Cover Story: Green Mission
Consumers Union is dedicated to working for a fair, just and safe marketplace for all consumers. To accomplish this, it operates the world's largest nonprofit educational and consumer product testing center. It testifies before legislative and regulatory bodies and petitions government agencies. Through its Web site, Consumer Reports magazine and other publications, it helps the public make informed decisions about everything from health care to financial services and automobiles.
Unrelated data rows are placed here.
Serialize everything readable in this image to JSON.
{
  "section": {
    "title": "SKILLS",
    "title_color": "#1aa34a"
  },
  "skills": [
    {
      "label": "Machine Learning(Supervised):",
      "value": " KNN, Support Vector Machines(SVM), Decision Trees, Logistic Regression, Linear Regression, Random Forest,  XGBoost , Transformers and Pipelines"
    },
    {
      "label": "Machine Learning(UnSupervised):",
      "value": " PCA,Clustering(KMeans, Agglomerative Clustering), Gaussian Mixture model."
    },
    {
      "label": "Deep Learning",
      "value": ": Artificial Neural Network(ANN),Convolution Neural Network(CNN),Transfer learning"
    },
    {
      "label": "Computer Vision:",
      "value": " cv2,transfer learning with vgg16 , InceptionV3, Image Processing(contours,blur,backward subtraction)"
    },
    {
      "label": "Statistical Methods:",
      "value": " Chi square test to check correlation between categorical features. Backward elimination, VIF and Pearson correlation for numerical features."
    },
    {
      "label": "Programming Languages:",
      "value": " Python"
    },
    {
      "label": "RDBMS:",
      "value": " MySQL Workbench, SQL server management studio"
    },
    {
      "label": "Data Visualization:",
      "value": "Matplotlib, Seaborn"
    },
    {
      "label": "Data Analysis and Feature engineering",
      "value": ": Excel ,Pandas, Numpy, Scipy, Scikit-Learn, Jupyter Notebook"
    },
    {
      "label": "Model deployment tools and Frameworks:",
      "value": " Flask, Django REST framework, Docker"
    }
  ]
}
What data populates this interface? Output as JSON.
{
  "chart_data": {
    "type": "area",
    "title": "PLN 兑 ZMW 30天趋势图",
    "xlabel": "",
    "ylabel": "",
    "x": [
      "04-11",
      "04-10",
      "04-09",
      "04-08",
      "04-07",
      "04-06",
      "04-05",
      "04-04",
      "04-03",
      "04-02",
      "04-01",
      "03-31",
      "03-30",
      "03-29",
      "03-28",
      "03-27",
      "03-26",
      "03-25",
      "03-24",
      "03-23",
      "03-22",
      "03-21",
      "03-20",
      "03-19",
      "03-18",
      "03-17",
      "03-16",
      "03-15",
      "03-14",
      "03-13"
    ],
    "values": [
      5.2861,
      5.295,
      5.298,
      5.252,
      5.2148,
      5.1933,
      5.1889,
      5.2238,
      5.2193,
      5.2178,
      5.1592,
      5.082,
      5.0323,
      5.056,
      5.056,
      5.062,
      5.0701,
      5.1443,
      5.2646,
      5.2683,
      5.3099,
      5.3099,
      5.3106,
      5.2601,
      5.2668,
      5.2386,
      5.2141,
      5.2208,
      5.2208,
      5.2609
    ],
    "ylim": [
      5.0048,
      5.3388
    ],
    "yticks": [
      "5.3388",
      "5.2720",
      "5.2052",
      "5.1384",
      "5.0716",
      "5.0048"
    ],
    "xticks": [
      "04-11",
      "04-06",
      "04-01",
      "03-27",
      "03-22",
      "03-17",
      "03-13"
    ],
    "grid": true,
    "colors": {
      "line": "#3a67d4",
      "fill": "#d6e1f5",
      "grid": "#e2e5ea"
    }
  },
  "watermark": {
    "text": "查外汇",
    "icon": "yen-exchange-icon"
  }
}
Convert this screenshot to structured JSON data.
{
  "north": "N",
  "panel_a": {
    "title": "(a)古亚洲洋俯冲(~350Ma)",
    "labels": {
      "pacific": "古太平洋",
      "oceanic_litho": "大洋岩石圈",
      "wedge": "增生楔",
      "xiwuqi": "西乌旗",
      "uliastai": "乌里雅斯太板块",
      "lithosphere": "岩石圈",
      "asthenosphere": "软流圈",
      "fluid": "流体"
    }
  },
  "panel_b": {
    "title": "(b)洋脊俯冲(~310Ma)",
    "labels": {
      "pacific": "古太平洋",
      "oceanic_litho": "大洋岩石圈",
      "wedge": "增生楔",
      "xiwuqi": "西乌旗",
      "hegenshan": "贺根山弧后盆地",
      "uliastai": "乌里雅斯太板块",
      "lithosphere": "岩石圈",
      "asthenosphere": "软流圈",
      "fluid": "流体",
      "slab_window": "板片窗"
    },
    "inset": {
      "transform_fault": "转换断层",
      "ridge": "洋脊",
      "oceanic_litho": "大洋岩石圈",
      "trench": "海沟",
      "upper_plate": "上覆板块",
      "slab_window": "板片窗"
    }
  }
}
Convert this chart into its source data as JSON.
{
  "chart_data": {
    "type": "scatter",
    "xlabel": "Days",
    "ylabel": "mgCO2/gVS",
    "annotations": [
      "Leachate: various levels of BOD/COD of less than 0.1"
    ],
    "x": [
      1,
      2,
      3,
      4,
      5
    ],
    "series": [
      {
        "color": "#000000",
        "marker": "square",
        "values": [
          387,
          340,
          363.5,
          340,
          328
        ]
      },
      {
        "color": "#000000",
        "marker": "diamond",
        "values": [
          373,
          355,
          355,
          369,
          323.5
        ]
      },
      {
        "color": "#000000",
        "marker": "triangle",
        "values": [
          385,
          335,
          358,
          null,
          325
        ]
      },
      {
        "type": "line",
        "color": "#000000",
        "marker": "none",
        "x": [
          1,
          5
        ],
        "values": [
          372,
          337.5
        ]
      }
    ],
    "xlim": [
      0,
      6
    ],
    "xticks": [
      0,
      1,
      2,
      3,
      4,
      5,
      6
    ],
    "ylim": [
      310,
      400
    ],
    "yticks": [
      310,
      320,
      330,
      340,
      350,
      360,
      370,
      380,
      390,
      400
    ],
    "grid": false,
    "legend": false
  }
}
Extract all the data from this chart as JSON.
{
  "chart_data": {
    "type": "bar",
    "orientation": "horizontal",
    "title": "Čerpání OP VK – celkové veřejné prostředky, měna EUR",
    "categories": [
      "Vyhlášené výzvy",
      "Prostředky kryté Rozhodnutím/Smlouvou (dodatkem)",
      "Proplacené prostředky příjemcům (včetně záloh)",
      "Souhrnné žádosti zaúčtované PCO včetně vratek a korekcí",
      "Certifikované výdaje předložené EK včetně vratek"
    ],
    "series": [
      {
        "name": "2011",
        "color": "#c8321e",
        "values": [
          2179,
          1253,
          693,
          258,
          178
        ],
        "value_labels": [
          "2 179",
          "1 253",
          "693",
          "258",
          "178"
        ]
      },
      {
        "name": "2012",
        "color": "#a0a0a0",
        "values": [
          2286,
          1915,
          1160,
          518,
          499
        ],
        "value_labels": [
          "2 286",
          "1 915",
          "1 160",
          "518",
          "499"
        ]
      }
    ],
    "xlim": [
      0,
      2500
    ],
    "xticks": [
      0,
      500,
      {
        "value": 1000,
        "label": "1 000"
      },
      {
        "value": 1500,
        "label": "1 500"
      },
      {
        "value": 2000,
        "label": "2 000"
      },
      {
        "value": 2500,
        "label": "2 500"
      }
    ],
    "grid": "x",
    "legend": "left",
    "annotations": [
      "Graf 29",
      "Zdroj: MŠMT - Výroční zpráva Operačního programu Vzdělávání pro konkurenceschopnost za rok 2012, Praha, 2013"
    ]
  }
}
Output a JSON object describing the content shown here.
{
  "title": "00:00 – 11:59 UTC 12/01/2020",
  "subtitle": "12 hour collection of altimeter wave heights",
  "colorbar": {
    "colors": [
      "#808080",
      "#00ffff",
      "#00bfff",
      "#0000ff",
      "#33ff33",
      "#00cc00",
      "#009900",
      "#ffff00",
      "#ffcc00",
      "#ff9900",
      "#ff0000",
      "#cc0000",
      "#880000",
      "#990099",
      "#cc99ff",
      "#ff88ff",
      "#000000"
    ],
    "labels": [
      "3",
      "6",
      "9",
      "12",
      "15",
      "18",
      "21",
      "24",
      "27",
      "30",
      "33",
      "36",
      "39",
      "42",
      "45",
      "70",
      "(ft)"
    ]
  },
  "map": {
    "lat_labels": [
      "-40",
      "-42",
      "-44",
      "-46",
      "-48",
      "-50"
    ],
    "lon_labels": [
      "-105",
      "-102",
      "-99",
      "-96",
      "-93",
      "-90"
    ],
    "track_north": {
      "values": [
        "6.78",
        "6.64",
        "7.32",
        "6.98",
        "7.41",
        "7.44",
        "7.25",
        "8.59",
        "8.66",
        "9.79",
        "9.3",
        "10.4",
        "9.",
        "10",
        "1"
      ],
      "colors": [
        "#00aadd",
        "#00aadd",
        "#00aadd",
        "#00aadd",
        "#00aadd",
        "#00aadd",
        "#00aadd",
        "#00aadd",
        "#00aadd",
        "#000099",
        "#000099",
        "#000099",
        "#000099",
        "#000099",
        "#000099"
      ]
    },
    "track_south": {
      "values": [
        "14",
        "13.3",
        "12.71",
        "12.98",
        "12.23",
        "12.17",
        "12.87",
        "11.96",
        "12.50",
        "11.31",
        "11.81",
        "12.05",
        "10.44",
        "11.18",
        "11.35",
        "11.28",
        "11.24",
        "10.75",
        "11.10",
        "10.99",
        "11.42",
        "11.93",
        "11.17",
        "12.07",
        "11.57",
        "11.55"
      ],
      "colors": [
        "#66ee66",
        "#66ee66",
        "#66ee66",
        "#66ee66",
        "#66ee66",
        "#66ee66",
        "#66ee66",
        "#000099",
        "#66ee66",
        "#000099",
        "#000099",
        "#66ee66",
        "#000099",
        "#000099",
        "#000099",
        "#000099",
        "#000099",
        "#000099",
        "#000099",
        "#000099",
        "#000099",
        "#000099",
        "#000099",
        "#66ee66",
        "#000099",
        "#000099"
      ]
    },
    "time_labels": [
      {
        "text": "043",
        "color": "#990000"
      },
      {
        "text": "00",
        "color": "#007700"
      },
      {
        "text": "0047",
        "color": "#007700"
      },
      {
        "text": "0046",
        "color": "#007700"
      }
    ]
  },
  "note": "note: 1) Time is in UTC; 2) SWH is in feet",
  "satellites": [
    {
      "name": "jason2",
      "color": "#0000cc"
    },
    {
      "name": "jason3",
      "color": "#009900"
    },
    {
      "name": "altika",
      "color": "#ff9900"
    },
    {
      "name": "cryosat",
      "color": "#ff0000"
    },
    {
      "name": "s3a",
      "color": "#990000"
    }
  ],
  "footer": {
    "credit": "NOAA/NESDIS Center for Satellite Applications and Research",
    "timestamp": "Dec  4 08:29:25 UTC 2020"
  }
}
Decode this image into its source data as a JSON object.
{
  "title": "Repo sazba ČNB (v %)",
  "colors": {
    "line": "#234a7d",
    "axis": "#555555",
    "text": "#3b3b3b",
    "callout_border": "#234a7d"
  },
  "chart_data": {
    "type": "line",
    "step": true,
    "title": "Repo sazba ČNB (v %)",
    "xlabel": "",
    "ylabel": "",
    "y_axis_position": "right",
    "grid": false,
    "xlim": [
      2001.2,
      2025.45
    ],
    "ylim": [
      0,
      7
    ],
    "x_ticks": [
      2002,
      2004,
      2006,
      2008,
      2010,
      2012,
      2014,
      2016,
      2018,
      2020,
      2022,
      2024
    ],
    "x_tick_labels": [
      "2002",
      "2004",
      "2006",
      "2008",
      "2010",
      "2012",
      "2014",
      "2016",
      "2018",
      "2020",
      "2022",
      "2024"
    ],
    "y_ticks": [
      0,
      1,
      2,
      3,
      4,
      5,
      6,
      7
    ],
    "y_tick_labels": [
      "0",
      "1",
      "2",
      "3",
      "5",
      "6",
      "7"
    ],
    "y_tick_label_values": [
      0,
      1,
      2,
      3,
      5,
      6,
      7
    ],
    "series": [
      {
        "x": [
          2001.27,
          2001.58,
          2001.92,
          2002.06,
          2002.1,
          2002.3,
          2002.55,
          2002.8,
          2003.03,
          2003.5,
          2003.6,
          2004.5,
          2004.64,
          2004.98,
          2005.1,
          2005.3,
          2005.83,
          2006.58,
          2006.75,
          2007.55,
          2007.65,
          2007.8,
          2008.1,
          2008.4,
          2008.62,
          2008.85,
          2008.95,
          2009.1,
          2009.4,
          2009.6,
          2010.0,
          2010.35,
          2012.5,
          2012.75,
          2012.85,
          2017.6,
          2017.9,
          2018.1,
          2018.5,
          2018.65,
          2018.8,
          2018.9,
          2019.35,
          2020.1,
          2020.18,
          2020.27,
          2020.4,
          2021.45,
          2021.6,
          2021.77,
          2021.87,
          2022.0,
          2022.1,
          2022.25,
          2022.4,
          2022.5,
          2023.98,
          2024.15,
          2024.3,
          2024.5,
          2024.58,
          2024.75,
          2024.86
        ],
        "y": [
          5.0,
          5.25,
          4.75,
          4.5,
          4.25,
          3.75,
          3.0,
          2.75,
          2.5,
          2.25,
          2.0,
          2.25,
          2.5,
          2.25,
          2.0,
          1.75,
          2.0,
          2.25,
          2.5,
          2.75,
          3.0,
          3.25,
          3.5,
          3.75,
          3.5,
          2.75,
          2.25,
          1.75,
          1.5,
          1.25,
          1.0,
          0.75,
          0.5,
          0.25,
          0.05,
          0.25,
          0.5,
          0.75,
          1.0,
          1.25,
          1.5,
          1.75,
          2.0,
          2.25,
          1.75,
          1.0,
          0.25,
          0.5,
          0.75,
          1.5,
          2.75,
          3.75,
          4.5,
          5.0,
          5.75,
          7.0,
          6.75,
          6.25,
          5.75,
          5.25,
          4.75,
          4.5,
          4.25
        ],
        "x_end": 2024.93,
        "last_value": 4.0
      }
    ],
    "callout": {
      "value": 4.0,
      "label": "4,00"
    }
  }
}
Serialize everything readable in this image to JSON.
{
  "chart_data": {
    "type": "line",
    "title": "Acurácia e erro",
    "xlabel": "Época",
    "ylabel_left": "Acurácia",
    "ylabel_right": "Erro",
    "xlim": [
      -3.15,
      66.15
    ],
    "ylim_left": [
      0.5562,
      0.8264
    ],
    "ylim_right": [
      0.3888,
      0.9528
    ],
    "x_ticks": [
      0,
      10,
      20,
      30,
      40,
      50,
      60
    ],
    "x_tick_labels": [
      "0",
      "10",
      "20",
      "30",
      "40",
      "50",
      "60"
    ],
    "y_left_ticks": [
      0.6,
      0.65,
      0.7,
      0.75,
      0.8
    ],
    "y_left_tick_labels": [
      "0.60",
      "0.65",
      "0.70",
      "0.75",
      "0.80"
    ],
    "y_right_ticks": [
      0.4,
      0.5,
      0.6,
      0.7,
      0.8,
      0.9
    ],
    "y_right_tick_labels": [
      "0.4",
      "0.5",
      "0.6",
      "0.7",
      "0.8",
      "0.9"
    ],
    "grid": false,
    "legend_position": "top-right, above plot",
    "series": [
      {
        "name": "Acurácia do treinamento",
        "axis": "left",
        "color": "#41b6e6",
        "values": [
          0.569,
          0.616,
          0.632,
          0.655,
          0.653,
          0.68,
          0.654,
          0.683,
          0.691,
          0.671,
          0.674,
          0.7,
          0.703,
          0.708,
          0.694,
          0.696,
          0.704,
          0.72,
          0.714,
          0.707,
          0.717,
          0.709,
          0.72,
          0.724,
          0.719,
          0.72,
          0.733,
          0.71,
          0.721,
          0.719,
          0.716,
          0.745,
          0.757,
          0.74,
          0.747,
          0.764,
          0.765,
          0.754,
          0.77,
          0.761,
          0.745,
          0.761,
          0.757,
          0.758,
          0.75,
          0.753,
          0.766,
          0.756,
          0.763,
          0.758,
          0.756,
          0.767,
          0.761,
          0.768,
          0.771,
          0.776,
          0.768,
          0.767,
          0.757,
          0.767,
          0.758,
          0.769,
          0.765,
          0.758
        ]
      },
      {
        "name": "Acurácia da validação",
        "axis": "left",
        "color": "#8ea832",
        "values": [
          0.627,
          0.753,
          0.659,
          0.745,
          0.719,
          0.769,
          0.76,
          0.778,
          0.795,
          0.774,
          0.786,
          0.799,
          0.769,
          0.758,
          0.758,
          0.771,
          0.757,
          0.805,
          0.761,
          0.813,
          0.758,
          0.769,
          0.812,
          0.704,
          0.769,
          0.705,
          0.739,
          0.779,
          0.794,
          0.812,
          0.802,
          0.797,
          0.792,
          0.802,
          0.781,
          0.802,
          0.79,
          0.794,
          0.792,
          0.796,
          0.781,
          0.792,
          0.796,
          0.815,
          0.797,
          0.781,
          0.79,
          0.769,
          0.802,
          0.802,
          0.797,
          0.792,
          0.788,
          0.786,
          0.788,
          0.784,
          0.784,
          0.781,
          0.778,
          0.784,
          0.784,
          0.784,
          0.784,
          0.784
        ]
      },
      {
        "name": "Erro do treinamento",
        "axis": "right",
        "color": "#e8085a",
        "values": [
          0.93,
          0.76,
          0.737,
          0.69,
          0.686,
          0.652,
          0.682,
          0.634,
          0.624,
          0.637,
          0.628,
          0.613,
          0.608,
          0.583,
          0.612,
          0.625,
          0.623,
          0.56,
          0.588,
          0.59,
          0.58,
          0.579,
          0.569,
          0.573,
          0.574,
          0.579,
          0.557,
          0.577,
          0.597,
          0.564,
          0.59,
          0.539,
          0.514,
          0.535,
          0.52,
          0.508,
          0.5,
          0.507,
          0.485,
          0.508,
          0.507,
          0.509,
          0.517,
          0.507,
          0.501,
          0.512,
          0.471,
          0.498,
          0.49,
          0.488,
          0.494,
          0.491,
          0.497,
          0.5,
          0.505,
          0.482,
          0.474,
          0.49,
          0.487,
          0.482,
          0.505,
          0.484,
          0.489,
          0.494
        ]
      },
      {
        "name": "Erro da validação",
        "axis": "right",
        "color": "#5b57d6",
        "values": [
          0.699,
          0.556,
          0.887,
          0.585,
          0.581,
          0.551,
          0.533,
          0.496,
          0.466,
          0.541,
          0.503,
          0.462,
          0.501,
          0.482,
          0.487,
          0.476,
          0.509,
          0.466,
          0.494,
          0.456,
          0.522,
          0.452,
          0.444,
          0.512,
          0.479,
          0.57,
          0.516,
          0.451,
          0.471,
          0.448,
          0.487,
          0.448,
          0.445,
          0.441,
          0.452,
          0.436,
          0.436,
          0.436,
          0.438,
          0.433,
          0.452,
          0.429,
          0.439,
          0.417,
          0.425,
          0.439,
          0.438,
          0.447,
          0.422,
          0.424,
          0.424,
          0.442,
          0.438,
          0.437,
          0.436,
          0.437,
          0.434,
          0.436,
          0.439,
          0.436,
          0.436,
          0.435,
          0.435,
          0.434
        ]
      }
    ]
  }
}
And, if that's not enough, Consumers Union's marketing and production teams have successfully launched their own sustainability "revolution," implementing strategies that contribute to a cleaner, more hospitable planet.
Meta Brophy, director of publishing operations for Consumers Union, describes these efforts as "greening the mission." Appropriately, they began in the organization's grass roots. "This is not a top-down initiative," she says. "It's initiative all right-first on an individual level, then a departmental level and a divisional level. We think our efforts support [Consumers Union's] mission to test, inform and protect."
Starting a Revolution
The seeds for Consumers Union's green movement were planted in 2004, when Brophy heard about the Direct Marketing Association and the Magazine Publishers of America developing environmental handbooks for their respective memberships.
"I heard about these committees from industry colleagues, and I joined both," says Brophy. "I was looking to educate myself about the issues and to see how and with what we might do a better job with our direct mail and publications. I had no idea, really, the scope and magnitude of environmental impact. Working on these committees opened my eyes in a big way."
At the time, environmental concerns were beginning to surface within the magazine and catalog communities, but no one was really talking about direct mail, she says. Initially, most of the discussion was about paper. But Brophy quickly realized that truly sustainable marketing and production would require a more holistic view. "Recycled paper is only one item in the whole conversation," she stresses.